Belum diketahui langkah apa saja
yang dilakukan pemerintah kolonial di wilayah Sulteng, dalam menangani pandemi
flu Spanyol. Hanya saja menurut Ravando, Pemerintah Hindia Belanda cenderung
terlambat menangani dan membendung, agar wabah tidak meluas. Namun yang pasti,
pasca terjadinya pandemi flu Spanyol tahun 1918, terdapat upaya peningkatan
infrastruktur dan pelayanan kesehatan di wilayah Sulteng. Sejak 1920-an,
fasilitas kesehatan telah disediakan selain di Palu, yakni dalam bentuk
poliklinik daerah, melalui pos Bala Keselamatan di Rowiga, Kalawara, Bora,
Palolo, Lemo dan Kantewu. Demi kepentingan pos-pos ini, Pemerintah Hindia
Belanda pada tahun 1925 dan 1926 memberi bantuan dana sebesar 100 gulden per
pos, untuk membeli obat-obatan yang diperlukan. Kemudian ditempatkan pula
seorang petugas vaksin dalam dinas daerah, di seluruh onderafdeeling. Selain
itu, pemerintah kolonial juga menata dan mengatur perkampungan, agar lebih rapi
dan sehat. Bahkan tidak segan-segan memaksa seorang bangsawan tinggi di Sigi,
yang enggan memindahkan rumah ke tempat yang telah ditentukan. Sementara di
wilayah Poso menurut A.R. Tobondo, pandemi flu Spanyol tahun 1918 menjadi dasar
bagi pembangunan rumah sakit permanen di Tentena, pada tahun 1922, agar
pelayanan kesehatan lebih baik. Ini merupakan rumah sakit pertama di Sulteng.

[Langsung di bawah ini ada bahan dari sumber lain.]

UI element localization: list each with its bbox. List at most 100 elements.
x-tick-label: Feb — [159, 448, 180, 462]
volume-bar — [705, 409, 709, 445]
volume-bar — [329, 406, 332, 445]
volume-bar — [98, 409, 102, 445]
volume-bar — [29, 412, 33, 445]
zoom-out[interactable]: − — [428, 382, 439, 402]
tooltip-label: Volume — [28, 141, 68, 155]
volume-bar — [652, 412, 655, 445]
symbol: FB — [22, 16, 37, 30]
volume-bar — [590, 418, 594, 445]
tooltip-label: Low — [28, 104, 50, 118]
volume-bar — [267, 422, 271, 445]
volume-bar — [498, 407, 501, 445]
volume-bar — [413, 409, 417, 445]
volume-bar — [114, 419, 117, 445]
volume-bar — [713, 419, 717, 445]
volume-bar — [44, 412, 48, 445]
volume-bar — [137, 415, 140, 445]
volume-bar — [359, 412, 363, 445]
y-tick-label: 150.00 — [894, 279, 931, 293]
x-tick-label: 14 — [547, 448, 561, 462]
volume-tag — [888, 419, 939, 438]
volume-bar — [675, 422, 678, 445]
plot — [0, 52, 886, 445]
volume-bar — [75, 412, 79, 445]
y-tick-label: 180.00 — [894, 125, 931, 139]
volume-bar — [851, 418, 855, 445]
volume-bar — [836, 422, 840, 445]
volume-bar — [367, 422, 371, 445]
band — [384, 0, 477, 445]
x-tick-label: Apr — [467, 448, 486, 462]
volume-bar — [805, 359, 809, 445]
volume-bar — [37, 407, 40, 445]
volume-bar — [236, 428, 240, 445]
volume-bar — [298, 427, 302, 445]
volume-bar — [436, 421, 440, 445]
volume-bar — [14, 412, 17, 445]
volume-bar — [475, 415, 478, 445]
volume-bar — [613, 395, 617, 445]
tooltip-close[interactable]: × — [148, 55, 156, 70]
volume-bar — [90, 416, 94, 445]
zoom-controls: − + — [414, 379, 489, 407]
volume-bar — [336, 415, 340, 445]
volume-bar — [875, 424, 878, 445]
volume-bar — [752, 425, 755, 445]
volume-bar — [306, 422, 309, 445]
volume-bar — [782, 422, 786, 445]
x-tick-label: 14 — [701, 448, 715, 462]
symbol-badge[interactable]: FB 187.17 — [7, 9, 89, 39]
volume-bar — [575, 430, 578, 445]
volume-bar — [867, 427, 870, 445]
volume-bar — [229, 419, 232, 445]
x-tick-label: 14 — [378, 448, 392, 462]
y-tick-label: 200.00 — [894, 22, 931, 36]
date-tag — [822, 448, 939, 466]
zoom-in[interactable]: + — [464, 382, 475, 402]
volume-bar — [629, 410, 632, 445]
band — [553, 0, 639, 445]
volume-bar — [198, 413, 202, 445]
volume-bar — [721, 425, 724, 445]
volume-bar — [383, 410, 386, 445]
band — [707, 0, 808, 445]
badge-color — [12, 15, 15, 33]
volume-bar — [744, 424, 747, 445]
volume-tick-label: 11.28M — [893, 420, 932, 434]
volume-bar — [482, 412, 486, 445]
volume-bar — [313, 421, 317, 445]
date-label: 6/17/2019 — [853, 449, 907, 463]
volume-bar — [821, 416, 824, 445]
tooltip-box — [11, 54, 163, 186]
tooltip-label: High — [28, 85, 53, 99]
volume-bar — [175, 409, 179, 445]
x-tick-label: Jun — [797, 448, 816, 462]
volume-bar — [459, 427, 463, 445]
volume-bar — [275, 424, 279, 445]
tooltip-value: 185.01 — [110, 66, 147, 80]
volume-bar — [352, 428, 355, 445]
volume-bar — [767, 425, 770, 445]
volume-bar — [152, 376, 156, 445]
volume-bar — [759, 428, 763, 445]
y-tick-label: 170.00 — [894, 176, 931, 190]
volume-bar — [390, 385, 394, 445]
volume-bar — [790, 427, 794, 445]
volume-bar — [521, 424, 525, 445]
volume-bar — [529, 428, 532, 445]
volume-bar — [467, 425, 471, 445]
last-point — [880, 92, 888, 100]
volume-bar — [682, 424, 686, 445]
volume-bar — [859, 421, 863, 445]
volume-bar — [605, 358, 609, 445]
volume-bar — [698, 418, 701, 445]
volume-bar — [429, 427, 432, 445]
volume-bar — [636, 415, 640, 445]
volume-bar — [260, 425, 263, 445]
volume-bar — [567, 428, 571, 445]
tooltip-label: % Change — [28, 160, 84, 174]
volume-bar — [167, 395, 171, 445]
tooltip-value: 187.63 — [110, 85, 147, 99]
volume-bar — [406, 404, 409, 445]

Informasi terkait wabah dan
pandemi di masa lalu, baik dari sumber tertulis maupun lisan, seharunya dapat
menjadi rujukan bagi semua elemen, baik pemerintah maupun masyarakat, dalam
menyikapi wabah atau pandemi yang terjadi saat ini. Kisah-kisah tentang wabah
ini menunjukkan, ketidaktahuan dan kurangnya kesiapan dalam menghadapi wabah
penyakit yang datang, berpotensi mengorbankan masyarakat, dengan buruknya
langkah pencegahan dan penanganan. Hal serupa juga dialami Pemerintah Hindia
Belanda, yang berhadapan dengan beragam wabah, dan seringkali dibuat
kelimpungan, akibat tidak mempersiapkan pencegahan dan penanganan secara benar.
Semoga kita (baca: pemerintah), dapat belajar dari sejarah wabah dan pandemi
yang sudah terjadi berulang kali ini. Salah satunya dengan meningkatkan
kualitas infrastuktur, fasilitas dan pelayanan kesehatan di masa mendatang,
sama seperti yang dilakukan Pemerintah Hindia Belanda, usai mereka menghadapi
wabah dan pandemi. Kemudian, dengan belajar dari sejarah wabah dan pandemi ini,
masyarakat harus mulai menerapkan pola hidup bersih dan sehat (PHBS), seperti
yang dilakukan saat ini, mengantisipasi penyebaran virus Corona.